Caso um: um industrial mata a tiros
seu genro (e sócio, que, alega, o estava roubando) e corre para o escritório. O
grande advogado, imediatamente, monta uma história e cria as “provas” dessa
história. Primeiro, chama o perito criminal. Este desfere uma série de socos
nas virilhas e coxas do industrial. O grande advogado, com o auxilio do
jornalista-advogado, escreve um falso depoimento para ser decorado e
exaustivamente ensaiado pelo industrial.
O texto, feito para justificar a tese de legítima defesa, faz do assassino uma
vítima indefesa, perseguida por um implacável e violento traidor. Primoroso,
começava com a comovente frase: “Eu o amava como a um filho...”. Bem decorado e bem representado, a ponto de o
velho industrial derramar lágrimas, o assassino é apresentado à polícia, é
feito o exame de corpo de delito – que “comprova” o brutal ataque do
genro-sócio, e assim vai-se buscando a justiça – busca que incluiu o depoimento
de um conhecido jornalista, contando à Justiça que, dias antes do assassínio,
encontrara, vagando pelas ruas, o desesperado industrial, sem saber o que fazer
com a trágica situação em que se encontrava, humilhado, traído e perseguido
pelo genro que tanto amara e protegera. Triste e arrasado, chorou no ombro do
grande amigo, que, segundo o depoimento, há muito não via (na verdade, nunca o
vira mais gordo, pois o conheceu no escritório, e lhe pagou uma boa grana).

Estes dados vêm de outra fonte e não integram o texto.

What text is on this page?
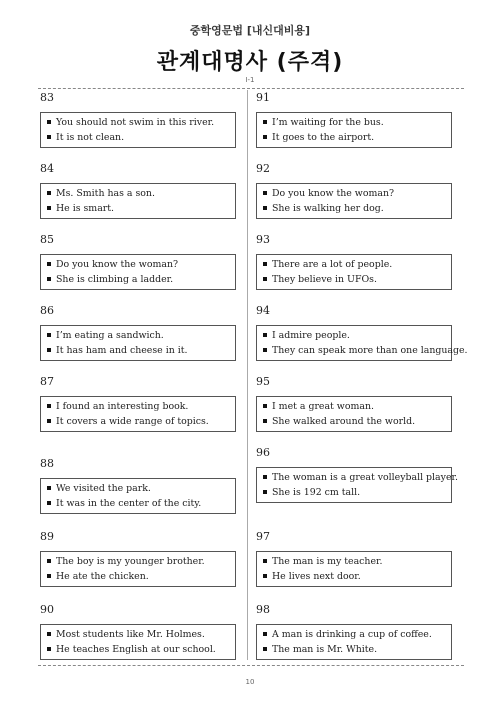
중학영문법 [내신대비용]
관계대명사 (주격)
I-1
83
You should not swim in this river.
It is not clean.
84
Ms. Smith has a son.
He is smart.
85
Do you know the woman?
She is climbing a ladder.
86
I’m eating a sandwich.
It has ham and cheese in it.
87
I found an interesting book.
It covers a wide range of topics.
88
We visited the park.
It was in the center of the city.
89
The boy is my younger brother.
He ate the chicken.
90
Most students like Mr. Holmes.
He teaches English at our school.
91
I’m waiting for the bus.
It goes to the airport.
92
Do you know the woman?
She is walking her dog.
93
There are a lot of people.
They believe in UFOs.
94
I admire people.
They can speak more than one language.
95
I met a great woman.
She walked around the world.
96
The woman is a great volleyball player.
She is 192 cm tall.
97
The man is my teacher.
He lives next door.
98
A man is drinking a cup of coffee.
The man is Mr. White.
10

Foram tantas as manobras e falsos testemunhos (um funcionário da indústria
chegou a dizer que ouvira uma longa discussão e o som de poderosos pontapés do
genro no velho, quando, na verdade, este foi recebido a tiros assim que chegou
à fábrica), que o processo foi se arrastando, e o velho acabou morrendo, de
velho mesmo, sem ter passado um só dia na prisão e nunca ter ido a júri.

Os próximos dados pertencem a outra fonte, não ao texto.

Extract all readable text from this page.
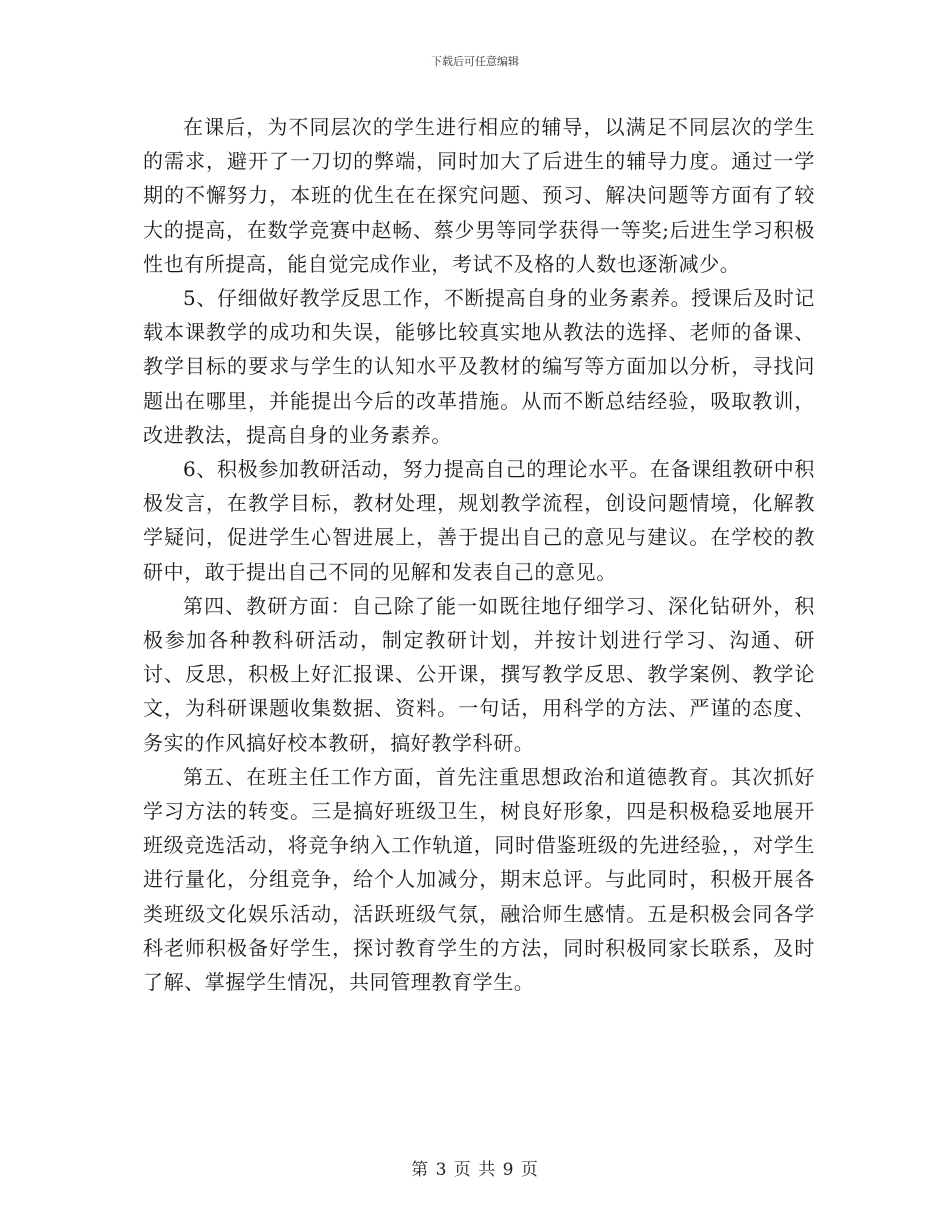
下载后可任意编辑

在课后，为不同层次的学生进行相应的辅导，以满足不同层次的学生的需求，避开了一刀切的弊端，同时加大了后进生的辅导力度。通过一学期的不懈努力，本班的优生在在探究问题、预习、解决问题等方面有了较大的提高，在数学竞赛中赵畅、蔡少男等同学获得一等奖;后进生学习积极性也有所提高，能自觉完成作业，考试不及格的人数也逐渐减少。

5、仔细做好教学反思工作，不断提高自身的业务素养。授课后及时记载本课教学的成功和失误，能够比较真实地从教法的选择、老师的备课、教学目标的要求与学生的认知水平及教材的编写等方面加以分析，寻找问题出在哪里，并能提出今后的改革措施。从而不断总结经验，吸取教训，改进教法，提高自身的业务素养。

6、积极参加教研活动，努力提高自己的理论水平。在备课组教研中积极发言，在教学目标，教材处理，规划教学流程，创设问题情境，化解教学疑问，促进学生心智进展上，善于提出自己的意见与建议。在学校的教研中，敢于提出自己不同的见解和发表自己的意见。

第四、教研方面：自己除了能一如既往地仔细学习、深化钻研外，积极参加各种教科研活动，制定教研计划，并按计划进行学习、沟通、研讨、反思，积极上好汇报课、公开课，撰写教学反思、教学案例、教学论文，为科研课题收集数据、资料。一句话，用科学的方法、严谨的态度、务实的作风搞好校本教研，搞好教学科研。

第五、在班主任工作方面，首先注重思想政治和道德教育。其次抓好学习方法的转变。三是搞好班级卫生，树良好形象，四是积极稳妥地展开班级竞选活动，将竞争纳入工作轨道，同时借鉴班级的先进经验，，对学生进行量化，分组竞争，给个人加减分，期末总评。与此同时，积极开展各类班级文化娱乐活动，活跃班级气氛，融洽师生感情。五是积极会同各学科老师积极备好学生，探讨教育学生的方法，同时积极同家长联系，及时了解、掌握学生情况，共同管理教育学生。

第 3 页 共 9 页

Caso dois: atendendo a um pedido da
policia de outro estado, uma equipe de investigadores sai à procura de um
bandido que fora visto, dirigindo um carro importado, numa rua próxima à
delegacia em que trabalhava. Um dos investigadores vê um carro que poderia ser
o do bandido, saca uma arma de cano longo e manda parar. O homem, na verdade um
comerciante do bairro, pensa que está sendo assaltado e pisa no acelerador. O
policial descarrega o revólver no motorista, que morre no local.

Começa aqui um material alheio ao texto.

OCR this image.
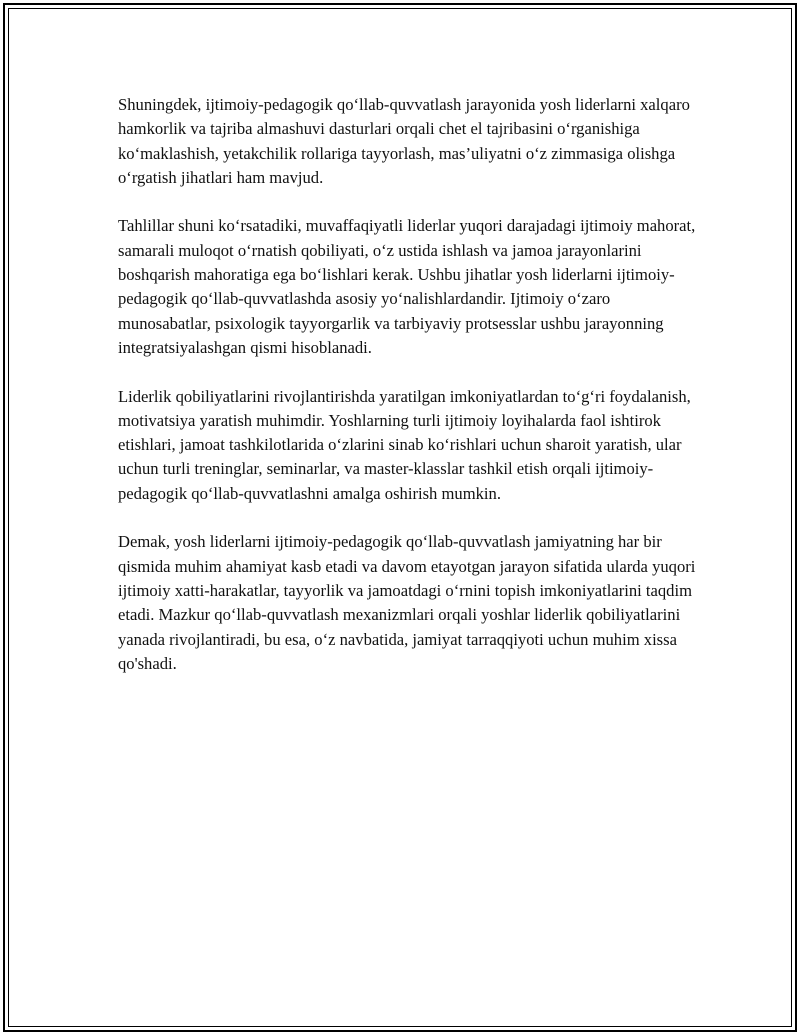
Shuningdek, ijtimoiy-pedagogik qo‘llab-quvvatlash jarayonida yosh liderlarni xalqaro hamkorlik va tajriba almashuvi dasturlari orqali chet el tajribasini o‘rganishiga ko‘maklashish, yetakchilik rollariga tayyorlash, mas’uliyatni o‘z zimmasiga olishga o‘rgatish jihatlari ham mavjud.

Tahlillar shuni ko‘rsatadiki, muvaffaqiyatli liderlar yuqori darajadagi ijtimoiy mahorat, samarali muloqot o‘rnatish qobiliyati, o‘z ustida ishlash va jamoa jarayonlarini boshqarish mahoratiga ega bo‘lishlari kerak. Ushbu jihatlar yosh liderlarni ijtimoiy-pedagogik qo‘llab-quvvatlashda asosiy yo‘nalishlardandir. Ijtimoiy o‘zaro munosabatlar, psixologik tayyorgarlik va tarbiyaviy protsesslar ushbu jarayonning integratsiyalashgan qismi hisoblanadi.

Liderlik qobiliyatlarini rivojlantirishda yaratilgan imkoniyatlardan to‘g‘ri foydalanish, motivatsiya yaratish muhimdir. Yoshlarning turli ijtimoiy loyihalarda faol ishtirok etishlari, jamoat tashkilotlarida o‘zlarini sinab ko‘rishlari uchun sharoit yaratish, ular uchun turli treninglar, seminarlar, va master-klasslar tashkil etish orqali ijtimoiy-pedagogik qo‘llab-quvvatlashni amalga oshirish mumkin.

Demak, yosh liderlarni ijtimoiy-pedagogik qo‘llab-quvvatlash jamiyatning har bir qismida muhim ahamiyat kasb etadi va davom etayotgan jarayon sifatida ularda yuqori ijtimoiy xatti-harakatlar, tayyorlik va jamoatdagi o‘rnini topish imkoniyatlarini taqdim etadi. Mazkur qo‘llab-quvvatlash mexanizmlari orqali yoshlar liderlik qobiliyatlarini yanada rivojlantiradi, bu esa, o‘z navbatida, jamiyat tarraqqiyoti uchun muhim xissa qo'shadi.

Milagrosamente, o policial entrega seu revolver para a perícia – e ele não
havia disparado um só tiro. Além disso, seu revolver tem cano curto! A defesa,
feita gratuitamente pelo escritório – que não cobrava de policiais nem de
jornalistas, pois os primeiros ajudavam a fraudar provas, e os segundos
divulgavam ao grande público as versões que interessavam ao grande advogado –
incluiu a destruição dos testemunhos de que o policial dera os tiros, através
de outras testemunhas, que garantiram que ele nem tocara em sua arma, de resto
de cano curto, e mais um oftalmologista, que examinou as testemunhas de
acusação e provou que todas tinham problemas de visão, sendo impossível que
pudessem perceber quem realmente atirou. Uma história em quadrinhos, projetada
para o júri, mostrou também que, na posição geográfica em que se encontrava, o
policial não poderia ter dado os tiros que mataram o comerciante. O crime ficou
sem solução, pois nunca foi possível descobrir de onde os tiros tinham saído. A
defesa só não foi ainda mais magistral porque não se encontrou nenhum marido
disposto a confessar o crime e, bem remunerado, ir para a prisão, acusando o
morto de ter comido sua mulher.
Apresentado certa tarde, no fórum
criminal, a um grande criminologista, este, ao saber com quem eu estava
trabalhando, fez cara de nojo e me disse: “Esse escritório é horroroso. Frauda
demais”, “Há um grau de fraude”, ele acrescentou, “que todo advogado às vezes
pratica, ainda que seja para compensar as fraudes da outra parte. Mas para esse
nosso colega não há fronteiras!”.
Não havia mesmo. Comecei a suar frio
cada vez que acompanhava um cliente a uma audiência ou à policia, ou
participava de um júri.
À noite, os pesadelos se sucediam.
Neles eu era preso e torturado. Acordava chorando, apavorado. Minha filha já
tinha nascido e eu não queria que o pai dela fosse aquele que eu teria de ser.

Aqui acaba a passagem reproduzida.